Not everyone who reads this material is in the midst of burnout; some are concerned counselors and friends, others can just tell this is a life struggle they need to be on guard against. This final section is meant to provide preventative tips and early warning signs for burnout. Some of these pieces are reminders summarizing what you’ve learned in this material, others are new implications.

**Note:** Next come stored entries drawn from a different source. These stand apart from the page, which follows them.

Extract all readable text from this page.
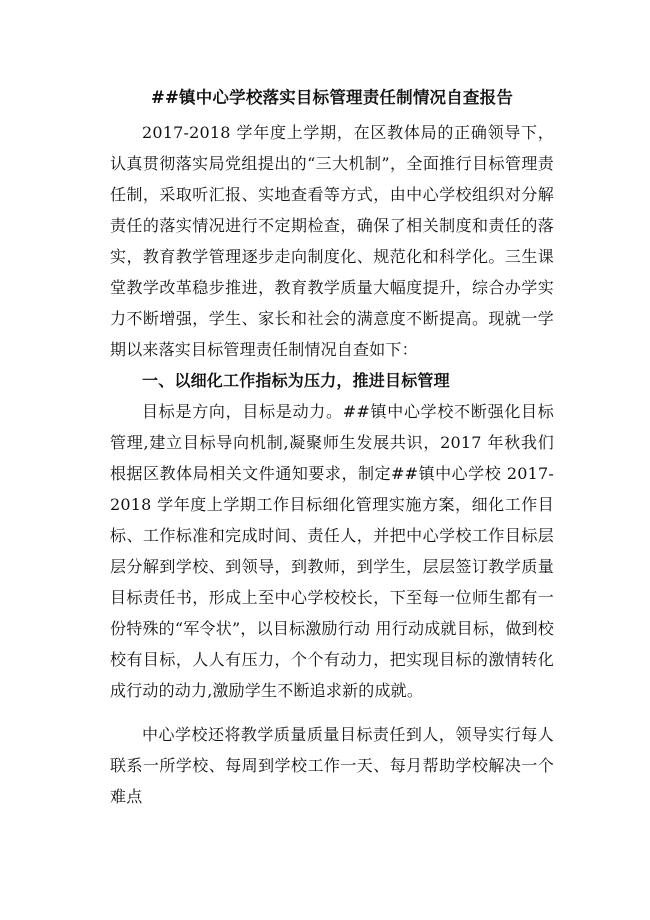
##镇中心学校落实目标管理责任制情况自查报告

2017-2018 学年度上学期，在区教体局的正确领导下，认真贯彻落实局党组提出的“三大机制”，全面推行目标管理责任制，采取听汇报、实地查看等方式，由中心学校组织对分解责任的落实情况进行不定期检查，确保了相关制度和责任的落实，教育教学管理逐步走向制度化、规范化和科学化。三生课堂教学改革稳步推进，教育教学质量大幅度提升，综合办学实力不断增强，学生、家长和社会的满意度不断提高。现就一学期以来落实目标管理责任制情况自查如下：

一、以细化工作指标为压力，推进目标管理

目标是方向，目标是动力。##镇中心学校不断强化目标管理,建立目标导向机制,凝聚师生发展共识，2017 年秋我们根据区教体局相关文件通知要求，制定##镇中心学校 2017-2018 学年度上学期工作目标细化管理实施方案，细化工作目标、工作标准和完成时间、责任人，并把中心学校工作目标层层分解到学校、到领导，到教师，到学生，层层签订教学质量目标责任书，形成上至中心学校校长，下至每一位师生都有一份特殊的“军令状”，以目标激励行动 用行动成就目标，做到校校有目标，人人有压力，个个有动力，把实现目标的激情转化成行动的动力,激励学生不断追求新的成就。

中心学校还将教学质量质量目标责任到人，领导实行每人联系一所学校、每周到学校工作一天、每月帮助学校解决一个难点
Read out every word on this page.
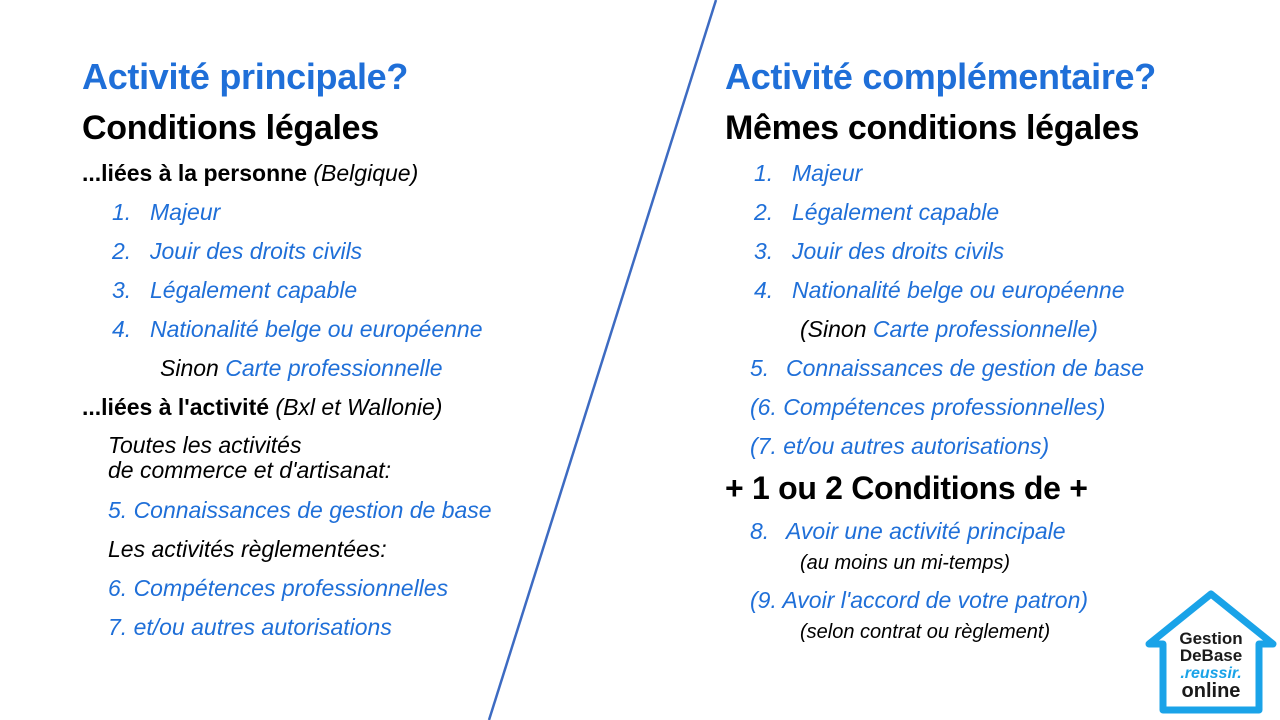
Activité principale?
Conditions légales
...liées à la personne (Belgique)
1. Majeur
2. Jouir des droits civils
3. Légalement capable
4. Nationalité belge ou européenne
Sinon Carte professionnelle
...liées à l'activité (Bxl et Wallonie)
Toutes les activités
de commerce et d'artisanat:
5. Connaissances de gestion de base
Les activités règlementées:
6. Compétences professionnelles
7. et/ou autres autorisations
Activité complémentaire?
Mêmes conditions légales
1. Majeur
2. Légalement capable
3. Jouir des droits civils
4. Nationalité belge ou européenne
(Sinon Carte professionnelle)
5. Connaissances de gestion de base
(6. Compétences professionnelles)
(7. et/ou autres autorisations)
+ 1 ou 2 Conditions de +
8. Avoir une activité principale
(au moins un mi-temps)
(9. Avoir l'accord de votre patron)
(selon contrat ou règlement)	Gestion
DeBase
.reussir.
online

  • Start the day in relaxed dependence. This is merely a new description for “quiet time” or “personal devotions.” This description focuses on the state of being (relaxed dependence) rather than the activity (reading, praying, or journaling). Both the state of being and activity are essential. For those struggling with burnout the temptation can be to make your time with God one more thing you’re trying do to get better, rather than a place of refuge and time of rest.
  • Steward your finite body – eat healthy, exercise, and sleep. We have a responsibility before God to care for our body in a way that places us in the best position to face life’s struggles. We do not want to put ourselves in an avoidable situation where our spirit is willing but our flesh is weak (text).
  • Live within your 168 hour week. This concept helps us remember that when we say “yes” to a new thing, we must say “no” to something we are currently doing.
  • Practice Stillness. Have some time each day when you are still; not doing a task, watching a television, listening to music, or  responding to conversation. Use this as a tangible reminder that you can stop and the world won’t fall off its axis.
  • Spiritual Discipline of Awkwardness. Enjoy engaging in tasks or conversations which you have not mastered. Let these times be an affirmation from God that He loves you as you are and that your performance does not increase or decrease God’s love for you.
  • Learn how to manage stress and conflict. Two of the leading predictors of burnout are stress and conflict. If these are areas that you feel particularly uncomfortable with or ill-prepared to face, then study in these areas during your personal reading time.[1]
  • Receive adequate training for major life responsibilities. Another major predictor of burnout is inadequate training for major  responsibilities. If you do not feel adequately equipped for a significant responsibility then receiving training in this area would be a wise investment from your time budget.
  • Have nonfunctional friendships. It is important to have friends who don’t relate to you on the basis of a title or position. When all your friendships know you because you are their teacher, parent, boss, colleague, supplier, etc…, then you are setting yourself up for burnout.
  • Pay attention to when pleasures lose their pleasure. When things that you once enjoyed begin to lose their appeal, this should be considered a red flag. When you do not have the emotional reserve to savor your preferred pleasures, then you are likely on the brink of burnout.
  • Listen to your body. Burnout is not just an emotional experience. As embodied-souls, if something depletes you emotionally it will show up physically. Pay attention if you begin to feeling tired often, get sick frequently (sign of lowered immunity), have more frequent      headaches or muscle pain, notice changes in your appetite or sleep habits, clinched jaw when trying to relax, or digestive problems.
  • Listen to your emotions. Emotional changes accompany burnout. If you begin to experience (as atypical for you) a loss of motivation, an increase in procrastination, callousness towards problems, or cynicism about life, then treat these as probable signs of burnout.
  • Listen to your family. Your family will probably notice the early warning signs of burnout first. If they are saying you don’t seem like yourself or are asking for more time with you, don’t respond to these as criticisms calling for you to “do more” but as concerns about      unhealthy changes in your life.
  • Don’t use food or substance to escape. Using food or alcohol to escape stress is like drinking saltwater to quench thirst. There is short term relief but the problem is actually made much worse.
  • Connect your work to serving your loving Heavenly Father. When work loses purpose the potential for burnout increases. When work is done as a slave instead of a son the potential for burnout also increases. Connecting your work with God’s service and viewing God as a caring Father is an important balance in burnout prevention.
  • Multiply yourself in your most demanding responsibilities. If you have areas of your life where there is high demand and few qualified people to which to delegate, then a wise line item in your time budget should be towards equipping others to come along side you.
  • Listen to how you read your Bible and pray. An exhausted or driven life leads to either a neglected to dead Bible study and prayer.  If you find yourself bracing against hearing from God because you can’t add “one more thing” to your life, then you are probably on the brink of burnout and your wrong view of God is building your momentum towards collapse.

If you are in the helping role with someone who you fear is on the brink of burnout, then here are several questions you can ask to discern if your concern is valid.

  • Are you “all there” when you are with your family?
  • Do you use your schedule as an excuse for bad eating habits?
  • Does your devotional time feel rushed, like a check-list item, or get neglected?
  • What are your most restorative activities and when do you engage in them?
  • When I ask “how” you’re doing why do you tell me “what” you’re doing?
  • What is your prevailing mood, feeling, or disposition?

You can order my booklet on burnout here.

 

 


[1] On anxiety you might read Overcoming Fear Worry and Anxiety by Elyse Fitzpatrick or Running Scared: Fear, Worry, and the God of Rest by Ed Welch. On conflict it would be advised that you read The Peacemaker by Ken Sande or his shorter version applied specifically to home life Peacemaking for Families.